Non volle pensarci. Nonostante il presunto intervento della mula, comunque dell’acqua era entrata nella sua sabbia e, oltre a sentire piccoli aghi trapassarlo, udiva grandissimo dolore alle spalle. Decise di uscire totalmente dall’acqua. Iniziò a trascinarsi con le braccia. Era incredibilmente pesante. Aveva il fiato corto. Trattenne il respiro fino a quando non fu certo di essere uscito completamente dall’acqua. Le alghe lo lasciarono andare e il bozzolo dove aveva viaggiato sparì in acqua.
Cadevano proiettili dal cielo. Gli fecero male, ma erano incuranti di lui, continuando a balzare sulla sua sabbia. Cacciò via un gemito di dolore. Quelle gocce erano letteralmente proiettili. Non volle più che scendessero sul suo collo e all’interno del maglione. Il cappello e il mantello erano spariti.
Si trascinò ancora un po’, fino a raggiungere i piedi di un sentiero.

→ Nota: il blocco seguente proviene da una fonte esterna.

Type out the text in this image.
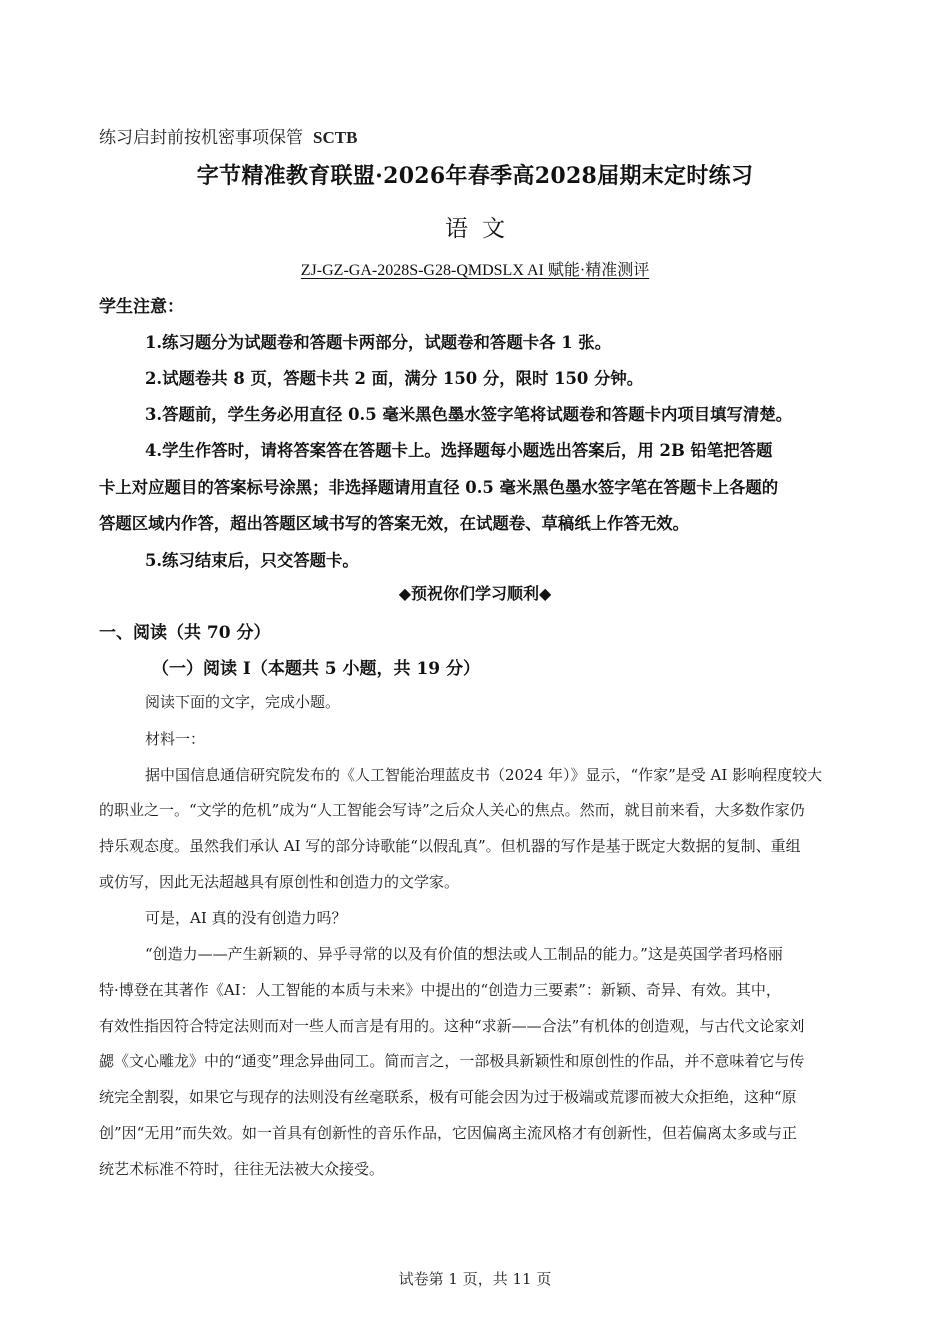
练习启封前按机密事项保管 SCTB
字节精准教育联盟·2026年春季高2028届期末定时练习
语文
ZJ-GZ-GA-2028S-G28-QMDSLX AI 赋能·精准测评
学生注意：
1.练习题分为试题卷和答题卡两部分，试题卷和答题卡各 1 张。
2.试题卷共 8 页，答题卡共 2 面，满分 150 分，限时 150 分钟。
3.答题前，学生务必用直径 0.5 毫米黑色墨水签字笔将试题卷和答题卡内项目填写清楚。
4.学生作答时，请将答案答在答题卡上。选择题每小题选出答案后，用 2B 铅笔把答题
卡上对应题目的答案标号涂黑；非选择题请用直径 0.5 毫米黑色墨水签字笔在答题卡上各题的
答题区域内作答，超出答题区域书写的答案无效，在试题卷、草稿纸上作答无效。
5.练习结束后，只交答题卡。
◆预祝你们学习顺利◆
一、阅读（共 70 分）
（一）阅读 I（本题共 5 小题，共 19 分）
阅读下面的文字，完成小题。
材料一：
据中国信息通信研究院发布的《人工智能治理蓝皮书（2024 年）》显示，“作家”是受 AI 影响程度较大
的职业之一。“文学的危机”成为“人工智能会写诗”之后众人关心的焦点。然而，就目前来看，大多数作家仍
持乐观态度。虽然我们承认 AI 写的部分诗歌能“以假乱真”。但机器的写作是基于既定大数据的复制、重组
或仿写，因此无法超越具有原创性和创造力的文学家。
可是，AI 真的没有创造力吗？
“创造力——产生新颖的、异乎寻常的以及有价值的想法或人工制品的能力。”这是英国学者玛格丽
特·博登在其著作《AI：人工智能的本质与未来》中提出的“创造力三要素”：新颖、奇异、有效。其中，
有效性指因符合特定法则而对一些人而言是有用的。这种“求新——合法”有机体的创造观，与古代文论家刘
勰《文心雕龙》中的“通变”理念异曲同工。简而言之，一部极具新颖性和原创性的作品，并不意味着它与传
统完全割裂，如果它与现存的法则没有丝毫联系，极有可能会因为过于极端或荒谬而被大众拒绝，这种“原
创”因“无用”而失效。如一首具有创新性的音乐作品，它因偏离主流风格才有创新性，但若偏离太多或与正
统艺术标准不符时，往往无法被大众接受。
试卷第 1 页，共 11 页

Non calcolò che un albero lì vicino, racconta l’acqua dalle foglie, avesse poi lanciato una piccola cascata sui suoi capelli, rendendo ancora più atroce la sua sofferenza. Appena spostò il suo capo da un’altra parte, fece sprofondare la testa nei suoi pugni e le lacrime abbandonarono i suoi occhi. Quel dolore alle spalle era diventato ancora più assillante. Era incredibile vistala situazione, ma bruciava. Lo ustionava dall’interno e non lo abbandonava. Cercò di muovere le spalle, ma il dolore, anziché cessare, aumentava a dismisura.
Non uscivano nemmeno dei gemiti dalla sua bocca. Non sapeva cosa fosse quel dolore, ma era impassibile e voleva ucciderlo. Divenne sordo di un orecchio, sentiva dentro di sé un frastuono insopportabile. Era impazzito. Era più pazzo di Fabiola. Che cosa aveva in mente? Non era più forte. Era ancora un ostacolo e non un aiuto. Che cosa voleva dimostrare? Di poter fare ancora il suo compito efficientemente, nonostante lo sua inutilità? Perché era uscito di senno in quel modo? Cosa stava cercando di fare?!
Si sdraiò sulla schiena, ma il dolore si ampliò ancora di più. Le lacrime uscirono con più velocità. Non pensò nemmeno a quel che era successo sul ponte, non voleva pensare ad un altro suo fallimento. Voleva soltanto che, qualsiasi cosa avesse alla spalla sinistra, potesse, per tutti gli Dei, smettere. Per tutto il tempo aveva sbarrato le palpebre. Era buio: palpebre aperte o meno, non aveva importanza. In lontananza sentì un tuono. Per un attimo il cielo si colorò di giallo. Si concentrò su quei suoni nel cielo, tentando di distrarsi. La spalla faceva ancora male, ma sembrò passare piano piano. Continuò a fare dei respiri profondi. Il dolore stava passando velocemente. Santi Dei, vi ringrazio!, pensò, continuando a piangere. Dal dolore sordo, divenne però pungente, ma era comunque molto più sopportabile del bruciore di prima.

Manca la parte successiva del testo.